Streit um Tegel und BER: Brandenburg will Nachtflugverbot am BER ausweiten

Brandenburg will das Nachtflugverbot am BER mit den anderen Flughafengesellschaftern neu verhandeln (Archiv)

Berlin/Potsdam.  Brandenburg will einer Offenhaltung des Flughafens Tegel, wie sie eine Mehrheit der Berliner im Volksentscheid gefordert hatte, nicht zustimmen. Brandenburgs Finanzminister Christian Görke (Linke) erklärte, dass die Flughafengesellschaft nicht wirtschaftlich zwei Flughäfen betreiben könne. "Neben dem umfangreichen Ausbauprogramm am BER, den Kosten für die Sanierung Tegels und dem zusätzlichen Schallschutz müsste die Flughafengesellschaft dann auch noch den Doppelbetrieb finanzieren." Das könne sie aber nicht, so Görke.

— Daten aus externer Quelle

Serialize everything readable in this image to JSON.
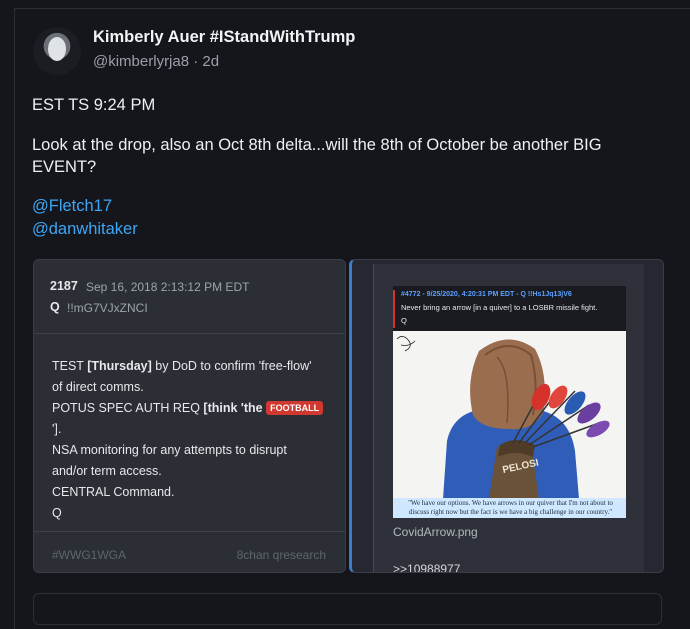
{
  "author": {
    "name": "Kimberly Auer #IStandWithTrump",
    "handle": "@kimberlyrja8",
    "time": "· 2d"
  },
  "post": {
    "line1": "EST TS 9:24 PM",
    "line2a": "Look at the drop, also an Oct 8th delta...will the 8th of October be another BIG",
    "line2b": "EVENT?",
    "mention1": "@Fletch17",
    "mention2": "@danwhitaker"
  },
  "qdrop": {
    "number": "2187",
    "date": "Sep 16, 2018 2:13:12 PM EDT",
    "q": "Q",
    "tripcode": "!!mG7VJxZNCI",
    "body": {
      "l1a": "TEST ",
      "l1b": "[Thursday]",
      "l1c": " by DoD to confirm 'free-flow'",
      "l2": "of direct comms.",
      "l3a": "POTUS SPEC AUTH REQ ",
      "l3b": "[think 'the ",
      "badge": "FOOTBALL",
      "l4": "'].",
      "l5": "NSA monitoring for any attempts to disrupt",
      "l6": "and/or term access.",
      "l7": "CENTRAL Command.",
      "l8": "Q"
    },
    "hashtag": "#WWG1WGA",
    "source": "8chan qresearch"
  },
  "image_card": {
    "post_header": "#4772 - 9/25/2020, 4:20:31 PM EDT - Q !!Hs1Jq13jV6",
    "post_line": "Never bring an arrow [in a quiver] to a LOSBR missile fight.",
    "post_sig": "Q",
    "quiver_label": "PELOSI",
    "caption": "\"We have our options. We have arrows in our quiver that I'm not about to discuss right now but the fact is we have a big challenge in our country.\"",
    "filename": "CovidArrow.png",
    "reply_ref": ">>10988977"
  },
  "colors": {
    "background": "#15161c",
    "link": "#3ea6f4",
    "badge": "#d0392f",
    "card_accent": "#3b7ec4"
  }
}
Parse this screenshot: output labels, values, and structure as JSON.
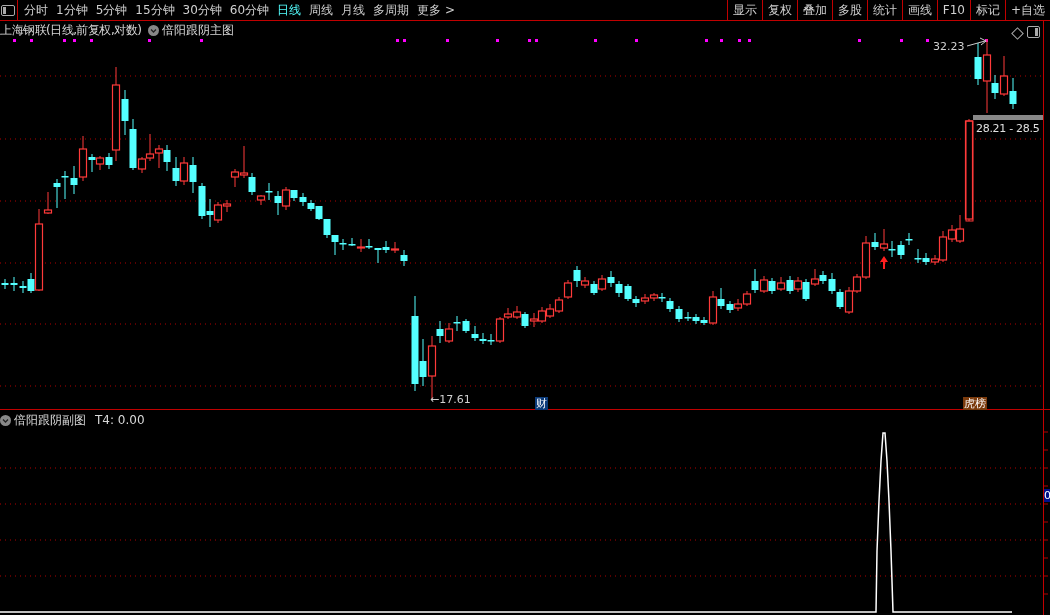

Der Finanzminister, der Brandenburg in der Gesellschafterversammlung der Berliner Flughäfen vertritt, will erneut über die Ausweitung des Nachtflugverbotes am BER verhandeln. Er verwies auf das erfolgreiche Volksbegehren in seinem Land, in dem die Bürger ein längeres Nachtflugverbot gefordert hatten. "Wir als Brandenburger werden auch darüber mit den anderen Gesellschaftern zu reden haben", sagte Görke der Berliner Morgenpost. Bisher war eine Ausweitung der nächtlichen Ruhezeiten am Großflughafen BER am Widerstand Berlins und des Bundes gescheitert.

Brandenburg will nicht zwei Flughäfen finanzieren

"Es gehört zur Wahrheit, dass die öffentliche Hand und damit auch Brandenburg für den Luxus eines Doppelbetriebes von zwei Flughäfen zahlen müsste", betonte Görke zur Finanzierungsfrage.